In his own case, Buhari joined the army at 19 in 1962 and spent the years 1975 to 1978 holding political offices as Governor of the then North-East, Governor of Borno State, Federal Commissioner (Minister) of Petroleum and Natural Resources, Chairman of the Nigeria National Petroleum Corporation, NNPC, and Member of the ruling Supreme Military Council, SMC. So he was exposed to high political offices and politics before returning to military duties. Buhari and his fellow military officers who had been politically exposed, were like lions who had tasted human blood and could not restrict themselves to normal diet.
It, therefore, came as no surprise when four years into renewed civil rule, they were back in political power having overthrown the Shagari administration in a military coup on December 31, 1983. The coup plotters with Buhari as new Military Head of State accused the ousted administration of turning the country into a debtor nation with high unemployment figures and poor living conditions.
In the four years the military was away, Ajasin was Governor of Ondo State. In those 50 months he spent in office, among other achievements, he built a bank, an insurance company, a university, a polytechnic, a television station and provided free education and free health services. Also, Ajasin was so frugal that he did not spend the Governor’s allowances legitimately allocated to his office.
Despite these proofs of honesty and good governance, the Buhari regime seized Ajasin and threw him into detention, first in Bonny Camp, then in Kirikiri and Ikoyi Prisons and then, in Ibadan.
Buhari hauled the elderly Ajasin to two different military tribunals. In the first case before the Lagos Zone of the Military Tribunal, he was charged along with former Governors Bola Ige of Oyo State and Olabisi Onabanjo of Ogun State for allegedly collecting a N2.8 million kickback from the Bouygues construction company. The company was handling the construction of the headquarters of the Great Nigeria Insurance Company, GRENIC, a subsidiary of Odua Holdings Limited jointly owned by the three states: Ondo, Oyo and Ogun.

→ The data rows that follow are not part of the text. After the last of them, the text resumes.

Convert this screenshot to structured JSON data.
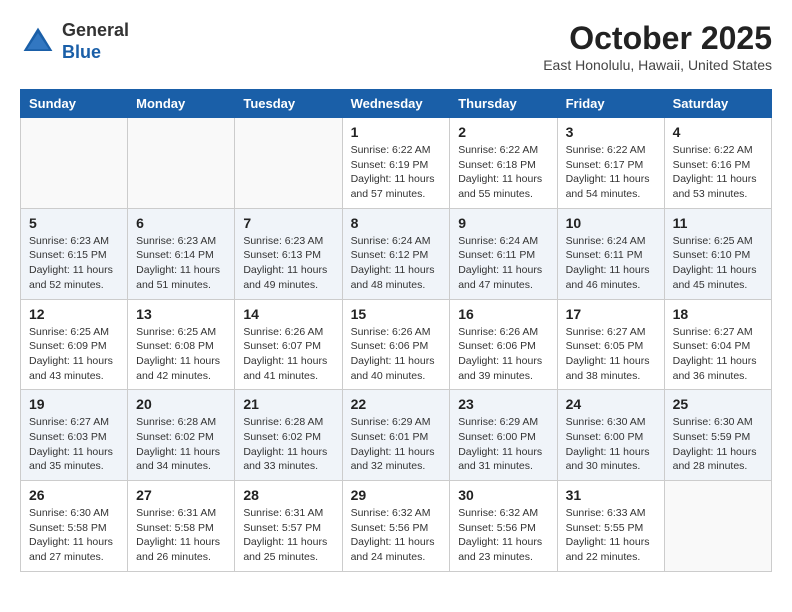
{
  "logo": {
    "general": "General",
    "blue": "Blue"
  },
  "header": {
    "month": "October 2025",
    "location": "East Honolulu, Hawaii, United States"
  },
  "days_of_week": [
    "Sunday",
    "Monday",
    "Tuesday",
    "Wednesday",
    "Thursday",
    "Friday",
    "Saturday"
  ],
  "weeks": [
    [
      {
        "day": "",
        "info": ""
      },
      {
        "day": "",
        "info": ""
      },
      {
        "day": "",
        "info": ""
      },
      {
        "day": "1",
        "info": "Sunrise: 6:22 AM\nSunset: 6:19 PM\nDaylight: 11 hours\nand 57 minutes."
      },
      {
        "day": "2",
        "info": "Sunrise: 6:22 AM\nSunset: 6:18 PM\nDaylight: 11 hours\nand 55 minutes."
      },
      {
        "day": "3",
        "info": "Sunrise: 6:22 AM\nSunset: 6:17 PM\nDaylight: 11 hours\nand 54 minutes."
      },
      {
        "day": "4",
        "info": "Sunrise: 6:22 AM\nSunset: 6:16 PM\nDaylight: 11 hours\nand 53 minutes."
      }
    ],
    [
      {
        "day": "5",
        "info": "Sunrise: 6:23 AM\nSunset: 6:15 PM\nDaylight: 11 hours\nand 52 minutes."
      },
      {
        "day": "6",
        "info": "Sunrise: 6:23 AM\nSunset: 6:14 PM\nDaylight: 11 hours\nand 51 minutes."
      },
      {
        "day": "7",
        "info": "Sunrise: 6:23 AM\nSunset: 6:13 PM\nDaylight: 11 hours\nand 49 minutes."
      },
      {
        "day": "8",
        "info": "Sunrise: 6:24 AM\nSunset: 6:12 PM\nDaylight: 11 hours\nand 48 minutes."
      },
      {
        "day": "9",
        "info": "Sunrise: 6:24 AM\nSunset: 6:11 PM\nDaylight: 11 hours\nand 47 minutes."
      },
      {
        "day": "10",
        "info": "Sunrise: 6:24 AM\nSunset: 6:11 PM\nDaylight: 11 hours\nand 46 minutes."
      },
      {
        "day": "11",
        "info": "Sunrise: 6:25 AM\nSunset: 6:10 PM\nDaylight: 11 hours\nand 45 minutes."
      }
    ],
    [
      {
        "day": "12",
        "info": "Sunrise: 6:25 AM\nSunset: 6:09 PM\nDaylight: 11 hours\nand 43 minutes."
      },
      {
        "day": "13",
        "info": "Sunrise: 6:25 AM\nSunset: 6:08 PM\nDaylight: 11 hours\nand 42 minutes."
      },
      {
        "day": "14",
        "info": "Sunrise: 6:26 AM\nSunset: 6:07 PM\nDaylight: 11 hours\nand 41 minutes."
      },
      {
        "day": "15",
        "info": "Sunrise: 6:26 AM\nSunset: 6:06 PM\nDaylight: 11 hours\nand 40 minutes."
      },
      {
        "day": "16",
        "info": "Sunrise: 6:26 AM\nSunset: 6:06 PM\nDaylight: 11 hours\nand 39 minutes."
      },
      {
        "day": "17",
        "info": "Sunrise: 6:27 AM\nSunset: 6:05 PM\nDaylight: 11 hours\nand 38 minutes."
      },
      {
        "day": "18",
        "info": "Sunrise: 6:27 AM\nSunset: 6:04 PM\nDaylight: 11 hours\nand 36 minutes."
      }
    ],
    [
      {
        "day": "19",
        "info": "Sunrise: 6:27 AM\nSunset: 6:03 PM\nDaylight: 11 hours\nand 35 minutes."
      },
      {
        "day": "20",
        "info": "Sunrise: 6:28 AM\nSunset: 6:02 PM\nDaylight: 11 hours\nand 34 minutes."
      },
      {
        "day": "21",
        "info": "Sunrise: 6:28 AM\nSunset: 6:02 PM\nDaylight: 11 hours\nand 33 minutes."
      },
      {
        "day": "22",
        "info": "Sunrise: 6:29 AM\nSunset: 6:01 PM\nDaylight: 11 hours\nand 32 minutes."
      },
      {
        "day": "23",
        "info": "Sunrise: 6:29 AM\nSunset: 6:00 PM\nDaylight: 11 hours\nand 31 minutes."
      },
      {
        "day": "24",
        "info": "Sunrise: 6:30 AM\nSunset: 6:00 PM\nDaylight: 11 hours\nand 30 minutes."
      },
      {
        "day": "25",
        "info": "Sunrise: 6:30 AM\nSunset: 5:59 PM\nDaylight: 11 hours\nand 28 minutes."
      }
    ],
    [
      {
        "day": "26",
        "info": "Sunrise: 6:30 AM\nSunset: 5:58 PM\nDaylight: 11 hours\nand 27 minutes."
      },
      {
        "day": "27",
        "info": "Sunrise: 6:31 AM\nSunset: 5:58 PM\nDaylight: 11 hours\nand 26 minutes."
      },
      {
        "day": "28",
        "info": "Sunrise: 6:31 AM\nSunset: 5:57 PM\nDaylight: 11 hours\nand 25 minutes."
      },
      {
        "day": "29",
        "info": "Sunrise: 6:32 AM\nSunset: 5:56 PM\nDaylight: 11 hours\nand 24 minutes."
      },
      {
        "day": "30",
        "info": "Sunrise: 6:32 AM\nSunset: 5:56 PM\nDaylight: 11 hours\nand 23 minutes."
      },
      {
        "day": "31",
        "info": "Sunrise: 6:33 AM\nSunset: 5:55 PM\nDaylight: 11 hours\nand 22 minutes."
      },
      {
        "day": "",
        "info": ""
      }
    ]
  ]
}
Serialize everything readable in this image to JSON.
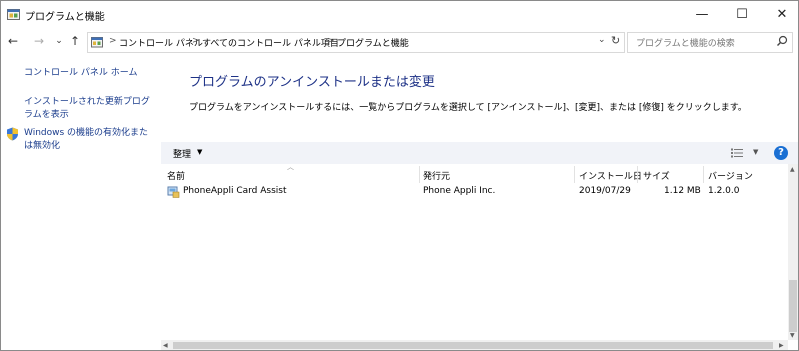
{
  "window": {
    "title": "プログラムと機能",
    "controls": {
      "minimize": "—",
      "maximize": "☐",
      "close": "✕"
    }
  },
  "navigation": {
    "breadcrumb": [
      "コントロール パネル",
      "すべてのコントロール パネル項目",
      "プログラムと機能"
    ],
    "separator": ">",
    "search_placeholder": "プログラムと機能の検索"
  },
  "sidebar": {
    "items": [
      {
        "label": "コントロール パネル ホーム",
        "icon": ""
      },
      {
        "label": "インストールされた更新プログラムを表示",
        "icon": ""
      },
      {
        "label": "Windows の機能の有効化または無効化",
        "icon": "shield-icon"
      }
    ]
  },
  "main": {
    "heading": "プログラムのアンインストールまたは変更",
    "description": "プログラムをアンインストールするには、一覧からプログラムを選択して [アンインストール]、[変更]、または [修復] をクリックします。"
  },
  "toolbar": {
    "organize_label": "整理",
    "help": "?"
  },
  "table": {
    "columns": [
      "名前",
      "発行元",
      "インストール日",
      "サイズ",
      "バージョン"
    ],
    "rows": [
      {
        "name": "PhoneAppli Card Assist",
        "publisher": "Phone Appli Inc.",
        "installed": "2019/07/29",
        "size": "1.12 MB",
        "version": "1.2.0.0"
      }
    ]
  },
  "colors": {
    "heading": "#1e3287",
    "link": "#1a3c8c",
    "toolbar_bg": "#f1f3f8",
    "help_icon": "#1a6fd3"
  }
}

There had been disagreements in the GRENIC Board of Directors over the contract, and its Chairman, Mr Olanihun Ajayi, had reported this to the three owning states. The three governors had then mandated Onabanjo who lived closest to Lagos to look into the crisis and report back. When Governor Onabanjo reported back at a meeting chaired by Ajasin, Bola Ige was absent. So it seemed illogical that the latter could be charged with an alleged crime when he was not even present at the meeting. On his own part, Ajasin told the Tribunal that at the meeting, nobody spoke about 20 per cent mobilisation fee and that the governors did not ask for a fee nor directed that any money should be paid their party, the Unity Party of Nigeria, UPN.

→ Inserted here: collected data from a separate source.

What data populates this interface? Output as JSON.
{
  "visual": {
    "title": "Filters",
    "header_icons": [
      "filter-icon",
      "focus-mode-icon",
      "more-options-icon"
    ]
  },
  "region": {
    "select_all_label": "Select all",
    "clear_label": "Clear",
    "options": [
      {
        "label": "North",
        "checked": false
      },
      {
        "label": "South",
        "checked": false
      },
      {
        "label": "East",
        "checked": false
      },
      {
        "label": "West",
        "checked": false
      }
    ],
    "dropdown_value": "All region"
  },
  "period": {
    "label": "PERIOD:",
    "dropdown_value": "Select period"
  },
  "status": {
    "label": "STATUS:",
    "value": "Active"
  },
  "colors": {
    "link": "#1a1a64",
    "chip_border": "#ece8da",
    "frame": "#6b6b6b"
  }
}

Ajasin and Ige were discharged and acquitted but Onabanjo was sentenced to 21 years imprisonment without a prima facie case established against him.

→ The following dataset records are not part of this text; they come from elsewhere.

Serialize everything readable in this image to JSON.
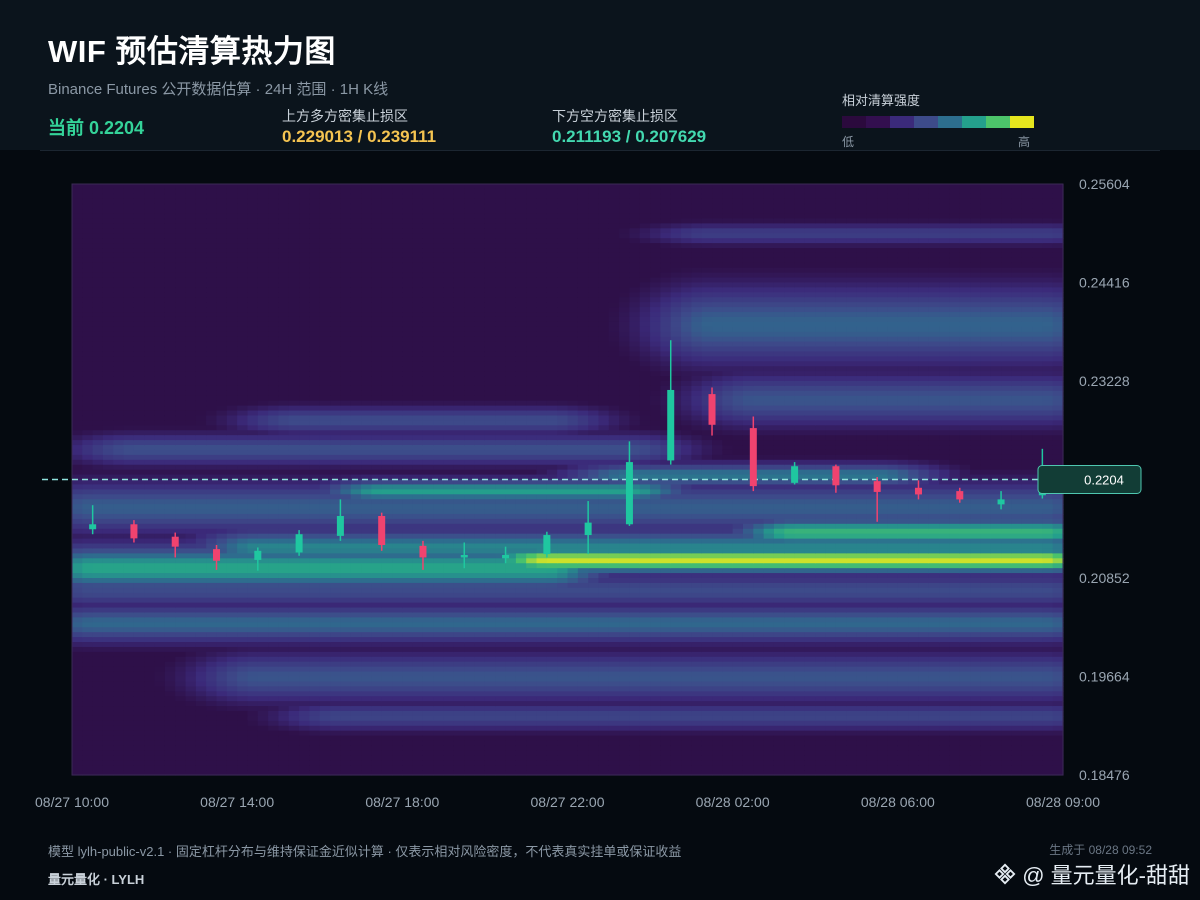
{
  "header": {
    "title": "WIF 预估清算热力图",
    "subtitle": "Binance Futures 公开数据估算 · 24H 范围 · 1H K线",
    "current_label": "当前 0.2204",
    "upper_zone_label": "上方多方密集止损区",
    "upper_zone_value": "0.229013 / 0.239111",
    "lower_zone_label": "下方空方密集止损区",
    "lower_zone_value": "0.211193 / 0.207629"
  },
  "legend": {
    "title": "相对清算强度",
    "low": "低",
    "high": "高",
    "colors": [
      "#2b0a3d",
      "#330f4f",
      "#3b2a7a",
      "#3d4b8a",
      "#2d6e8e",
      "#24a08c",
      "#4cc46a",
      "#e6e61e"
    ]
  },
  "footer": {
    "note": "模型 lylh-public-v2.1 · 固定杠杆分布与维持保证金近似计算 · 仅表示相对风险密度，不代表真实挂单或保证收益",
    "brand": "量元量化 · LYLH",
    "generated": "生成于 08/28 09:52",
    "watermark": "@ 量元量化-甜甜"
  },
  "chart_data": {
    "type": "heatmap",
    "title": "",
    "xlabel": "",
    "ylabel": "",
    "ylim": [
      0.18476,
      0.25604
    ],
    "y_ticks": [
      "0.25604",
      "0.24416",
      "0.23228",
      "0.20852",
      "0.19664",
      "0.18476"
    ],
    "x_ticks": [
      "08/27 10:00",
      "08/27 14:00",
      "08/27 18:00",
      "08/27 22:00",
      "08/28 02:00",
      "08/28 06:00",
      "08/28 09:00"
    ],
    "x_tick_hours": [
      0,
      4,
      8,
      12,
      16,
      20,
      23
    ],
    "current_price": 0.2204,
    "current_price_label": "0.2204",
    "colors": {
      "up": "#1fc7a0",
      "down": "#f0436f",
      "current_line": "#8fe3dc",
      "current_box": "#123d36"
    },
    "candles": [
      {
        "t": "08/27 10:00",
        "open": 0.2144,
        "high": 0.2173,
        "low": 0.2138,
        "close": 0.215
      },
      {
        "t": "08/27 11:00",
        "open": 0.215,
        "high": 0.2155,
        "low": 0.2128,
        "close": 0.2133
      },
      {
        "t": "08/27 12:00",
        "open": 0.2135,
        "high": 0.214,
        "low": 0.211,
        "close": 0.2123
      },
      {
        "t": "08/27 13:00",
        "open": 0.212,
        "high": 0.2125,
        "low": 0.2095,
        "close": 0.2106
      },
      {
        "t": "08/27 14:00",
        "open": 0.2107,
        "high": 0.2122,
        "low": 0.2094,
        "close": 0.2118
      },
      {
        "t": "08/27 15:00",
        "open": 0.2116,
        "high": 0.2143,
        "low": 0.2112,
        "close": 0.2138
      },
      {
        "t": "08/27 16:00",
        "open": 0.2136,
        "high": 0.218,
        "low": 0.213,
        "close": 0.216
      },
      {
        "t": "08/27 17:00",
        "open": 0.216,
        "high": 0.2164,
        "low": 0.2118,
        "close": 0.2125
      },
      {
        "t": "08/27 18:00",
        "open": 0.2124,
        "high": 0.213,
        "low": 0.2095,
        "close": 0.211
      },
      {
        "t": "08/27 19:00",
        "open": 0.211,
        "high": 0.2128,
        "low": 0.2097,
        "close": 0.2113
      },
      {
        "t": "08/27 20:00",
        "open": 0.2109,
        "high": 0.2123,
        "low": 0.2103,
        "close": 0.2113
      },
      {
        "t": "08/27 21:00",
        "open": 0.2114,
        "high": 0.2141,
        "low": 0.211,
        "close": 0.2137
      },
      {
        "t": "08/27 22:00",
        "open": 0.2137,
        "high": 0.2178,
        "low": 0.2114,
        "close": 0.2152
      },
      {
        "t": "08/27 23:00",
        "open": 0.215,
        "high": 0.225,
        "low": 0.2148,
        "close": 0.2225
      },
      {
        "t": "08/28 00:00",
        "open": 0.2227,
        "high": 0.2372,
        "low": 0.2222,
        "close": 0.2312
      },
      {
        "t": "08/28 01:00",
        "open": 0.2307,
        "high": 0.2315,
        "low": 0.2257,
        "close": 0.227
      },
      {
        "t": "08/28 02:00",
        "open": 0.2266,
        "high": 0.228,
        "low": 0.219,
        "close": 0.2196
      },
      {
        "t": "08/28 03:00",
        "open": 0.22,
        "high": 0.2225,
        "low": 0.2198,
        "close": 0.222
      },
      {
        "t": "08/28 04:00",
        "open": 0.222,
        "high": 0.2222,
        "low": 0.2188,
        "close": 0.2197
      },
      {
        "t": "08/28 05:00",
        "open": 0.2202,
        "high": 0.2207,
        "low": 0.2153,
        "close": 0.2189
      },
      {
        "t": "08/28 06:00",
        "open": 0.2194,
        "high": 0.2203,
        "low": 0.218,
        "close": 0.2186
      },
      {
        "t": "08/28 07:00",
        "open": 0.219,
        "high": 0.2194,
        "low": 0.2176,
        "close": 0.218
      },
      {
        "t": "08/28 08:00",
        "open": 0.2174,
        "high": 0.219,
        "low": 0.2168,
        "close": 0.218
      },
      {
        "t": "08/28 09:00",
        "open": 0.2185,
        "high": 0.2241,
        "low": 0.2181,
        "close": 0.2204
      }
    ],
    "heat_bands": [
      {
        "price": 0.2107,
        "intensity": 0.98,
        "width": 0.0016,
        "from_hour": 11,
        "to_hour": 23
      },
      {
        "price": 0.2097,
        "intensity": 0.72,
        "width": 0.0028,
        "from_hour": 0,
        "to_hour": 11
      },
      {
        "price": 0.2122,
        "intensity": 0.62,
        "width": 0.0022,
        "from_hour": 4,
        "to_hour": 23
      },
      {
        "price": 0.214,
        "intensity": 0.78,
        "width": 0.0018,
        "from_hour": 17,
        "to_hour": 23
      },
      {
        "price": 0.219,
        "intensity": 0.7,
        "width": 0.0014,
        "from_hour": 7,
        "to_hour": 13
      },
      {
        "price": 0.2209,
        "intensity": 0.58,
        "width": 0.0014,
        "from_hour": 13,
        "to_hour": 19
      },
      {
        "price": 0.217,
        "intensity": 0.48,
        "width": 0.003,
        "from_hour": 0,
        "to_hour": 23
      },
      {
        "price": 0.224,
        "intensity": 0.42,
        "width": 0.0018,
        "from_hour": 1,
        "to_hour": 13
      },
      {
        "price": 0.2275,
        "intensity": 0.4,
        "width": 0.0016,
        "from_hour": 5,
        "to_hour": 11
      },
      {
        "price": 0.239,
        "intensity": 0.5,
        "width": 0.0045,
        "from_hour": 15,
        "to_hour": 23
      },
      {
        "price": 0.23,
        "intensity": 0.44,
        "width": 0.003,
        "from_hour": 16,
        "to_hour": 23
      },
      {
        "price": 0.25,
        "intensity": 0.32,
        "width": 0.0012,
        "from_hour": 15,
        "to_hour": 23
      },
      {
        "price": 0.203,
        "intensity": 0.52,
        "width": 0.0022,
        "from_hour": 0,
        "to_hour": 23
      },
      {
        "price": 0.1965,
        "intensity": 0.44,
        "width": 0.0028,
        "from_hour": 4,
        "to_hour": 23
      },
      {
        "price": 0.1918,
        "intensity": 0.36,
        "width": 0.0016,
        "from_hour": 6,
        "to_hour": 23
      },
      {
        "price": 0.207,
        "intensity": 0.4,
        "width": 0.002,
        "from_hour": 0,
        "to_hour": 23
      }
    ]
  }
}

An interesting aspect of this trial is that the Buhari regime through then Deputy Head of State, Brigadier Tunde Idiagbon, had months before even interrogating the three governors, made a false public announcement that they had admitted receiving the bribe! So the trial was like a face-saving act and Onabanjo was just a sacrificial lamb to cover the regime’s shame.
Ajasin’s second trial, this time at the Ibadan Zone was for allegedly conspiring with a state-owned company, the Nigerian-Italian Ceramic Products Company to fraudulently obtain N600,000 and paying same to the party, the UPN. His explanation was that while it was the duty of the electoral body, FEDECO to pay the agents of all political parties in the elections, the body had asked the parties to find the money and apply for a refund.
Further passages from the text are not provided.